16.12.2009
Compte-rendu du conseil municipal du 15 décembre 2009
1). Refus de création d’une zone éolienne à Combourg : la communauté de communes de la Bretagne romantique a réalisé une étude sur le développement éolien sur son territoire afin de répertorier les zones pouvant accueillir des éoliennes. La volonté de la communauté de communes s’inscrit dans l’objectif national d’atteindre 21% de la consommation d’électricité d’origine renouvelable en 2010. Les zones de développement éolien (ZDE) sont arrêtées par le préfet sur proposition des communes ou intercommunalités à fiscalité propre. L’étude menée par la communauté de communes fait apparaître à Combourg une ZDE de 4,5 à 36 MW (entre 3 et 12 éoliennes) sur un secteur proche de la RD 794 en direction de Vitré (la Ville Marie, la Gavrière…), à cheval sur les communes de Cuguen, St Léger-des-Près et Lanrigan.
Dans cette phase de concertation, le conseil municipal était appelé à donner un avis sur la ZDE concernant Combourg, pour qu’ensuite la Bretagne romantique puisse déposer son dossier en préfecture. Le Maire a proposé d’émettre un avis défavorable, s’opposant ainsi à l’implantation d’éoliennes. Le Maire s’appuie sur l’avis simple de l’Architecte des Bâtiments de France (ABF) qui indique que les éoliennes sont contraires au « caractère romantique des lieux » en raison de « la perspective monumentale du Château de Combourg ».
Les élus du groupe Unis pour Combourg ont regretté ce choix qui intervient au moment même du Sommet de Copenhague. Le refus de Combourg d’accueillir des éoliennes sur son territoire lui confère une mauvaise image environnementale (refus à ajouter au refus de soutenir le projet de chaufferie à bois autour de la cité scolaire Chateaubriand). On ne peut que s’étonner que seul l’avis de l’ABF ait déterminé la position de Combourg, alors que d’autres organismes doivent rendre un avis. Cet avis simple de l’ABF semble par ailleurs oublier que la proposition d’une ZDE doit nécessairement prendre en compte la protection des paysages, des monuments historiques. Enfin, en refusant l’implantation d’éoliennes sur son territoire, la ville de Combourg se prive de recettes fiscales non négligeables (la taxe foncière sur les propriétés bâties en raison du socle en béton sur lequel est ancré le mât, et la future imposition forfaitaire sur les entreprises de réseaux). Pour mémoire, grâce aux six éoliennes de Tréméheuc, la communauté de communes de la Bretagne romantique perçoit tous les ans, 100.000 € de taxe professionnelle et en reverse 25.000 € à Tréméheuc. Très probablement, les communes environnantes, en acceptant les éoliennes, bénéficieront de ces recettes fiscales et Combourg ne jouira que des nuisances… En refusant l’implantation d’éoliennes à Combourg, cette décision fait perdre à notre commune 25.000 €/an.
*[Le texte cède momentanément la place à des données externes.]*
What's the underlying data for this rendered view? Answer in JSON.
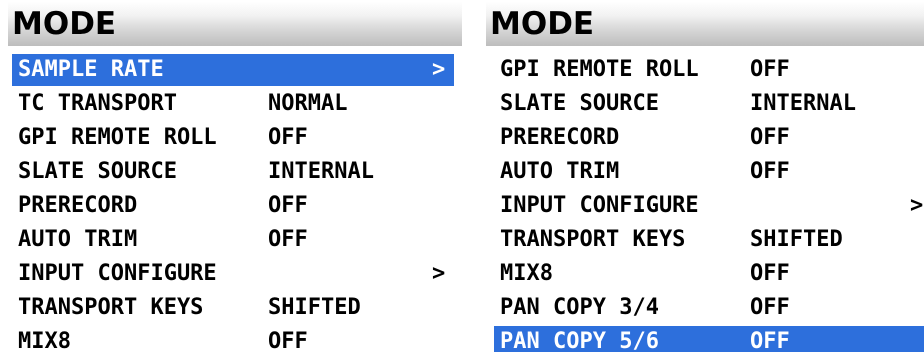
{
  "left_panel": {
    "title": "MODE",
    "rows": [
      {
        "label": "SAMPLE RATE",
        "value": "",
        "chevron": ">",
        "selected": true
      },
      {
        "label": "TC TRANSPORT",
        "value": "NORMAL",
        "chevron": "",
        "selected": false
      },
      {
        "label": "GPI REMOTE ROLL",
        "value": "OFF",
        "chevron": "",
        "selected": false
      },
      {
        "label": "SLATE SOURCE",
        "value": "INTERNAL",
        "chevron": "",
        "selected": false
      },
      {
        "label": "PRERECORD",
        "value": "OFF",
        "chevron": "",
        "selected": false
      },
      {
        "label": "AUTO TRIM",
        "value": "OFF",
        "chevron": "",
        "selected": false
      },
      {
        "label": "INPUT CONFIGURE",
        "value": "",
        "chevron": ">",
        "selected": false
      },
      {
        "label": "TRANSPORT KEYS",
        "value": "SHIFTED",
        "chevron": "",
        "selected": false
      },
      {
        "label": "MIX8",
        "value": "OFF",
        "chevron": "",
        "selected": false
      }
    ]
  },
  "right_panel": {
    "title": "MODE",
    "rows": [
      {
        "label": "GPI REMOTE ROLL",
        "value": "OFF",
        "chevron": "",
        "selected": false
      },
      {
        "label": "SLATE SOURCE",
        "value": "INTERNAL",
        "chevron": "",
        "selected": false
      },
      {
        "label": "PRERECORD",
        "value": "OFF",
        "chevron": "",
        "selected": false
      },
      {
        "label": "AUTO TRIM",
        "value": "OFF",
        "chevron": "",
        "selected": false
      },
      {
        "label": "INPUT CONFIGURE",
        "value": "",
        "chevron": ">",
        "selected": false
      },
      {
        "label": "TRANSPORT KEYS",
        "value": "SHIFTED",
        "chevron": "",
        "selected": false
      },
      {
        "label": "MIX8",
        "value": "OFF",
        "chevron": "",
        "selected": false
      },
      {
        "label": "PAN COPY 3/4",
        "value": "OFF",
        "chevron": "",
        "selected": false
      },
      {
        "label": "PAN COPY 5/6",
        "value": "OFF",
        "chevron": "",
        "selected": true
      }
    ]
  },
  "colors": {
    "selection": "#2d6fdc",
    "text": "#000000",
    "selected_text": "#ffffff",
    "background": "#ffffff"
  }
}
2). Acquisition pour 10.000 € d’un terrain de 556 m² dans la perspective de l’élargissement de la route de Lourmais. Il s’agit d’une parcelle réservée au PLU dans la perspective d’un élargissement de voirie pour laquelle les propriétaires demandent que la ville se porte acquéreur. En effet, conformément au droit de l’urbanisme, le propriétaire d’un terrain grevé d’un emplacement réservé peut exercer un droit de délaissement et contraindre la ville à acquérir ou à renoncer au bénéfice de la réserve. La commune de Combourg a répondu favorablement à la demande et a proposé un prix de 10.000 € pour ces 556 m² (soit 17,98 € le m²). Les élus du groupe Unis pour Combourg se sont étonnés, car d’habitude l’acquisition par la ville de terrains en agglomération se fait au prix de 0,80€ le m² (0,30 € le m² hors agglomération)… Lors de ce même conseil municipal, plusieurs autres terrains ont d’ailleurs fait l’objet d’une acquisition à ces tarifs. Existait-il une autre solution moins coûteuse pour la ville ? Oui, en matière d’élargissement de voirie, outre la cession gratuite de terrain, il existe la procédure d’alignement. Cette procédure permet à la ville de déterminer unilatéralement les limites de ses voies publiques et attribue de plein droit le sol des propriétés non bâties. Le propriétaire a droit à une juste indemnité…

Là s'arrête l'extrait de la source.